Um leitor mais leigo poderia estranhar a admissão do padre Steve Bigham quanto ao estado da questão:
"Existe uma teoria, então, constatando que os antigos cristãos não tinham imagens e eram hostis a elas porque sua religião proibia arte figurativa. Esta teoria, que podemos chamar de teoria da hostilidade, é aceita como um fato estabelecido por quase todos os pesquisadores do campo. Nós não conseguiríamos listar todos os livros que adotam este ponto de vista, mas nós podemos mencionar alguns que mostram o quanto esta ideia domina o panorama intelectual: no geral, escritores cristãos até meados do século quarto ou repudiam o uso de arte na Igreja, ou a ignoram completamente de tal maneira que se poderia supor que ela não existia." [1]
Conforme a História da Igreja passou a ser objeto de estudo acadêmico e sujeito à crítica dos pares, os estudiosos iconódulas se encontraram em um dilema: persistir na já ignorada apologética negacionista ou procurar dialogar o dogma com aquilo que a academia concedia ao Protestantismo.

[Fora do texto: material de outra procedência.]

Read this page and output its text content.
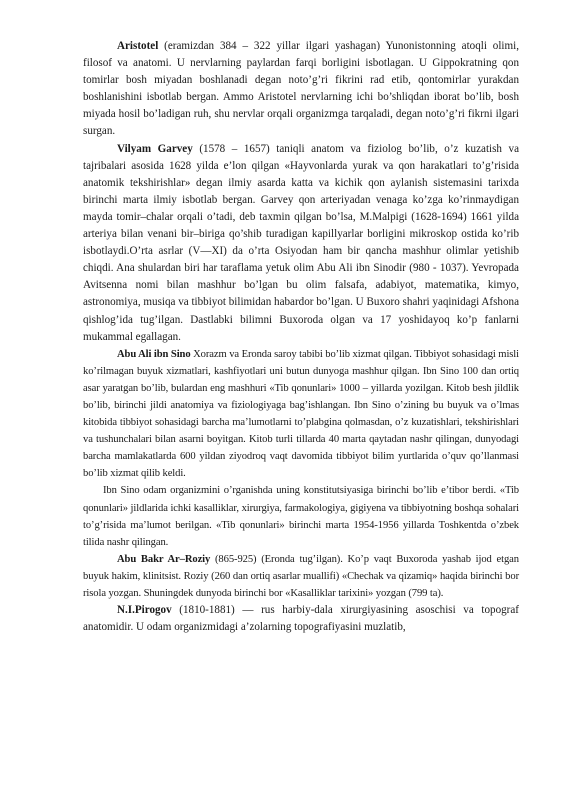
Aristotel (eramizdan 384 – 322 yillar ilgari yashagan) Yunonistonning atoqli olimi, filosof va anatomi. U nervlarning paylardan farqi borligini isbotlagan. U Gippokratning qon tomirlar bosh miyadan boshlanadi degan noto’g’ri fikrini rad etib, qontomirlar yurakdan boshlanishini isbotlab bergan. Ammo Aristotel nervlarning ichi bo’shliqdan iborat bo’lib, bosh miyada hosil bo’ladigan ruh, shu nervlar orqali organizmga tarqaladi, degan noto’g’ri fikrni ilgari surgan.

Vilyam Garvey (1578 – 1657) taniqli anatom va fiziolog bo’lib, o’z kuzatish va tajribalari asosida 1628 yilda e’lon qilgan «Hayvonlarda yurak va qon harakatlari to’g’risida anatomik tekshirishlar» degan ilmiy asarda katta va kichik qon aylanish sistemasini tarixda birinchi marta ilmiy isbotlab bergan. Garvey qon arteriyadan venaga ko’zga ko’rinmaydigan mayda tomir–chalar orqali o’tadi, deb taxmin qilgan bo’lsa, M.Malpigi (1628-1694) 1661 yilda arteriya bilan venani bir–biriga qo’shib turadigan kapillyarlar borligini mikroskop ostida ko’rib isbotlaydi.O’rta asrlar (V—XI) da o’rta Osiyodan ham bir qancha mashhur olimlar yetishib chiqdi. Ana shulardan biri har taraflama yetuk olim Abu Ali ibn Sinodir (980 - 1037). Yevropada Avitsenna nomi bilan mashhur bo’lgan bu olim falsafa, adabiyot, matematika, kimyo, astronomiya, musiqa va tibbiyot bilimidan habardor bo’lgan. U Buxoro shahri yaqinidagi Afshona qishlog’ida tug’ilgan. Dastlabki bilimni Buxoroda olgan va 17 yoshidayoq ko’p fanlarni mukammal egallagan.

Abu Ali ibn Sino Xorazm va Eronda saroy tabibi bo’lib xizmat qilgan. Tibbiyot sohasidagi misli ko’rilmagan buyuk xizmatlari, kashfiyotlari uni butun dunyoga mashhur qilgan. Ibn Sino 100 dan ortiq asar yaratgan bo’lib, bulardan eng mashhuri «Tib qonunlari» 1000 – yillarda yozilgan. Kitob besh jildlik bo’lib, birinchi jildi anatomiya va fiziologiyaga bag’ishlangan. Ibn Sino o’zining bu buyuk va o’lmas kitobida tibbiyot sohasidagi barcha ma’lumotlarni to’plabgina qolmasdan, o’z kuzatishlari, tekshirishlari va tushunchalari bilan asarni boyitgan. Kitob turli tillarda 40 marta qaytadan nashr qilingan, dunyodagi barcha mamlakatlarda 600 yildan ziyodroq vaqt davomida tibbiyot bilim yurtlarida o’quv qo’llanmasi bo’lib xizmat qilib keldi.

Ibn Sino odam organizmini o’rganishda uning konstitutsiyasiga birinchi bo’lib e’tibor berdi. «Tib qonunlari» jildlarida ichki kasalliklar, xirurgiya, farmakologiya, gigiyena va tibbiyotning boshqa sohalari to’g’risida ma’lumot berilgan. «Tib qonunlari» birinchi marta 1954-1956 yillarda Toshkentda o’zbek tilida nashr qilingan.

Abu Bakr Ar–Roziy (865-925) (Eronda tug’ilgan). Ko’p vaqt Buxoroda yashab ijod etgan buyuk hakim, klinitsist. Roziy (260 dan ortiq asarlar muallifi) «Chechak va qizamiq» haqida birinchi bor risola yozgan. Shuningdek dunyoda birinchi bor «Kasalliklar tarixini» yozgan (799 ta).

N.I.Pirogov (1810-1881) — rus harbiy-dala xirurgiyasining asoschisi va topograf anatomidir. U odam organizmidagi a’zolarning topografiyasini muzlatib,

O padre Bigham, mesmo publicando por uma editora não-acadêmica como a Orthodox Research Institute, precisa reconhecer esses fatos para construir credibilidade, embora o faça à contra-gosto e mitigue isto o melhor que pode.

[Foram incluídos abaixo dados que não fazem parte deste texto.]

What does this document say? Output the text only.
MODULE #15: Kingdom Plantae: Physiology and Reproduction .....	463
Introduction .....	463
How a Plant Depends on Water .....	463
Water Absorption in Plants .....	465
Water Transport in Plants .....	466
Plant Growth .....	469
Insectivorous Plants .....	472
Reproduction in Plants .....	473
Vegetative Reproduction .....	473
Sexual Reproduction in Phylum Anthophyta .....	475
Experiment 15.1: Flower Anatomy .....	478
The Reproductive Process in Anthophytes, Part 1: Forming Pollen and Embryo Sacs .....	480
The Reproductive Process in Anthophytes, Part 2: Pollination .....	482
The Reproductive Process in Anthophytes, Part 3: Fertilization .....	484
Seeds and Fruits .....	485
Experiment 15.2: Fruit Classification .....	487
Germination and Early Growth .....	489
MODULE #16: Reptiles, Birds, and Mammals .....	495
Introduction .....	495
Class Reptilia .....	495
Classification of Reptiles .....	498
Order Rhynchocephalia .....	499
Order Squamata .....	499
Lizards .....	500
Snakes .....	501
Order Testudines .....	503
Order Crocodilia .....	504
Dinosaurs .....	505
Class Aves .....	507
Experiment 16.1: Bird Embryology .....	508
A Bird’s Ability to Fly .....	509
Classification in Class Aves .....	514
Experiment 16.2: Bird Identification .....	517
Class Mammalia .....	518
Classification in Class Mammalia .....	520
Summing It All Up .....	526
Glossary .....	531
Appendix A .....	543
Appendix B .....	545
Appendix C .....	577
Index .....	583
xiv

A constatação acadêmica é tão clara que sequer precisamos nos apoiar no referencial apologético protestante. Ernst Kitzinger, contado entre as maiores autoridades da área, é decisivo:
Dito isto, é fundamental conhecermos os meandros do processo de surgimento do iconismo. O culto às imagens não poderá, ainda, ser rastreado nos primeiros registros iconistas, dados que estes, por excelência, também são anticonódulas. Todavia, nesta nova fase da História Eclesiástica, a coexistência do aniconismo com o iconismo será responsável, com a popularização deste no longo prazo, pela corrupção iconódula.
Paulino de Nola, reconhecido como santo nas igrejas iconódulas, foi contemporâneo de grandes nomes como Agostinho, Jerônimo e Epifânio, todos estes três com visões aniconistas. Paulino, contudo, fez e defendeu algum uso de imagens. No decorrer deste artigo, porém, será revelado que suas motivações e testemunho tornam Paulino uma péssima referência de iconofilia.

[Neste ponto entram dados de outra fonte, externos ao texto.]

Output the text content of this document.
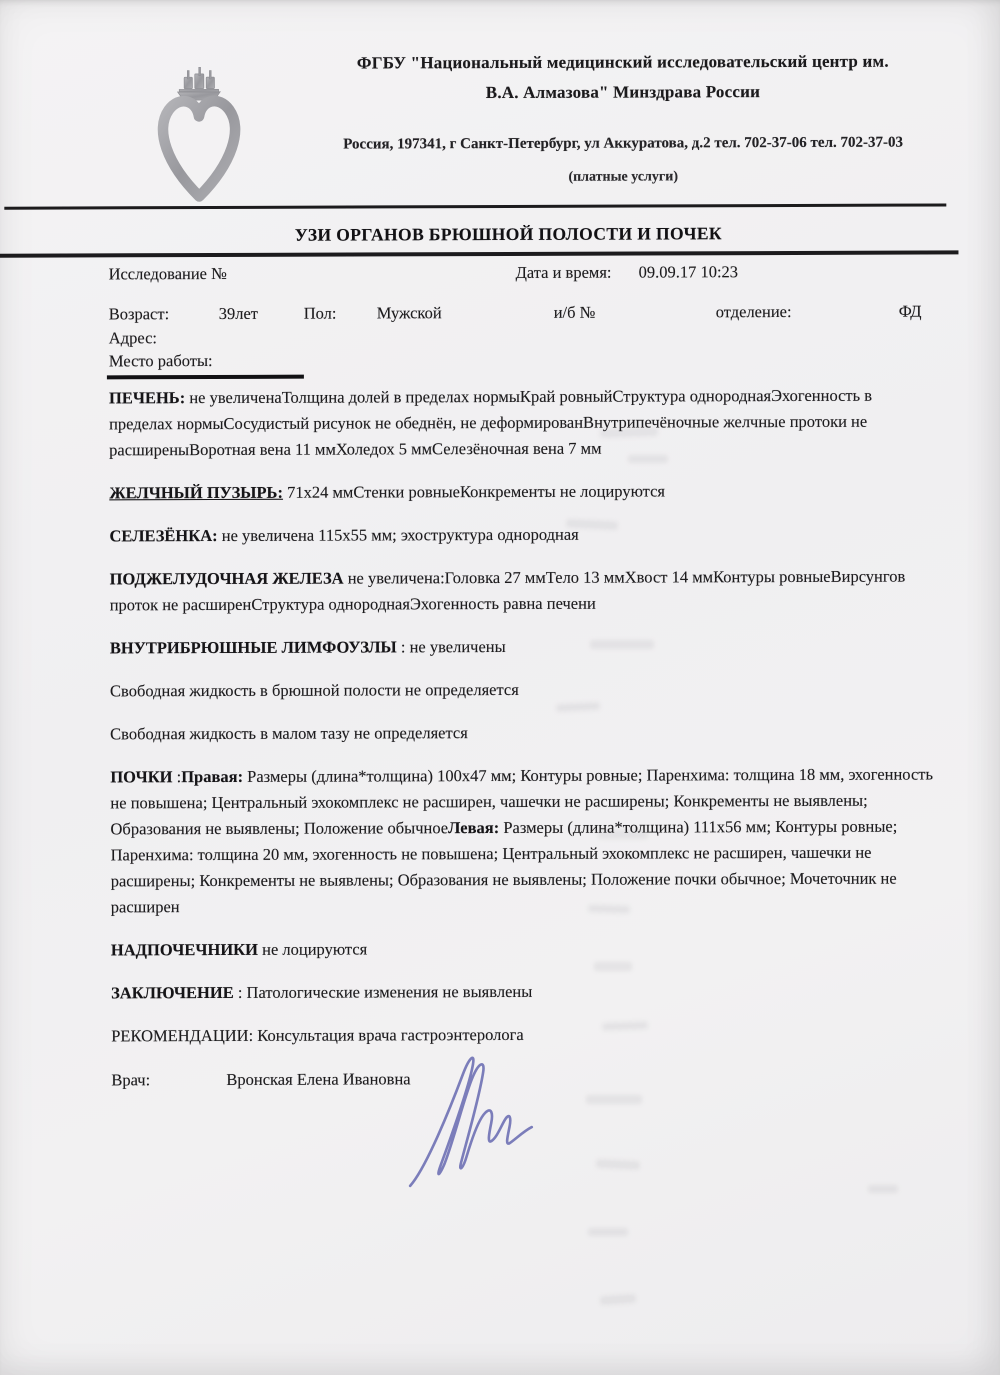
ФГБУ "Национальный медицинский исследовательский центр им.
В.А. Алмазова" Минздрава России
Россия, 197341, г Санкт-Петербург, ул Аккуратова, д.2 тел. 702-37-06 тел. 702-37-03
(платные услуги)
УЗИ ОРГАНОВ БРЮШНОЙ ПОЛОСТИ И ПОЧЕК
Исследование №	Дата и время: 09.09.17 10:23
Возраст:	39лет	Пол: Мужской	и/б №	отделение:	ФД
Адрес:
Место работы:

ПЕЧЕНЬ: не увеличенаТолщина долей в пределах нормыКрай ровныйСтруктура однороднаяЭхогенность в пределах нормыСосудистый рисунок не обеднён, не деформированВнутрипечёночные желчные протоки не расширеныВоротная вена 11 ммХоледох 5 ммСелезёночная вена 7 мм

ЖЕЛЧНЫЙ ПУЗЫРЬ: 71х24 ммСтенки ровныеКонкременты не лоцируются

СЕЛЕЗЁНКА: не увеличена 115х55 мм; эхоструктура однородная

ПОДЖЕЛУДОЧНАЯ ЖЕЛЕЗА не увеличена:Головка 27 ммТело 13 ммХвост 14 ммКонтуры ровныеВирсунгов проток не расширенСтруктура однороднаяЭхогенность равна печени

ВНУТРИБРЮШНЫЕ ЛИМФОУЗЛЫ : не увеличены

Свободная жидкость в брюшной полости не определяется

Свободная жидкость в малом тазу не определяется

ПОЧКИ :Правая: Размеры (длина*толщина) 100х47 мм; Контуры ровные; Паренхима: толщина 18 мм, эхогенность не повышена; Центральный эхокомплекс не расширен, чашечки не расширены; Конкременты не выявлены; Образования не выявлены; Положение обычноеЛевая: Размеры (длина*толщина) 111х56 мм; Контуры ровные; Паренхима: толщина 20 мм, эхогенность не повышена; Центральный эхокомплекс не расширен, чашечки не расширены; Конкременты не выявлены; Образования не выявлены; Положение почки обычное; Мочеточник не расширен

НАДПОЧЕЧНИКИ не лоцируются

ЗАКЛЮЧЕНИЕ : Патологические изменения не выявлены

РЕКОМЕНДАЦИИ: Консультация врача гастроэнтеролога

Врач:	Вронская Елена Ивановна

Este escrito de Paulino, datado do século V [3], diz a respeito de um episódio onde o antigo santuário de Félix passou a ser decorado com representações pessoais de cenas bíblicas.
O fato de Paulino se sentir na obrigação de tentar justificar porquê introduziu estas imagens revela muito da visão predominante na época. "Accipite, et paucis tentabo exponere causas" (Carmina Natalicia. XXVII, 545). Como veremos a seguir, a própria idéia de imagens na Igreja era tão naturalmente absurda que obrigou o bispo de Nola a produzir uma defesa antecipada. A sua justificativa é a seguinte:
"Talvez possa ser questionado, por que razão, contrário ao uso comum, eu pintei esta sagrada habitação com representações de pessoas? [....] Aqui encontra-se uma multidão de rústicos de fé imperfeita, que não podem ler, os quais antes de se converterem a Cristo eram acostumados aos ritos profanos e obedeciam os próprios sentidos como deuses. Eu, portanto, pensei que seria conveniente animar com pinturas toda a habitação do santo. Pinturas então traçadas com cores poderão, talvez, inspirar estas mentes rudes com admiração. Inscrições são colocadas acima das pinturas para que elas possam explicar o que foi descrito com as mãos." [4] (Paulinus Nolanus. Carmina natalicia. PL XXVII, 541-550, 580-585.)
I) Era contrária ao uso comum. Isto é, o bispo pressupõe ser de conhecimento ao leitor da época que os cristãos não faziam e não tinham por tradição adornar edifícios religiosos com ícones, ou até mesmo fazer qualquer uso religioso de imagens pessoais no início do século V.
II) Era digno de uma tentativa de justificação. Não haveria necessidade de se defender algo que era tido como normal para a Igreja. Do contrário, porque estaria Paulino se justificando sobre algo que todos na Igreja já viam como normal?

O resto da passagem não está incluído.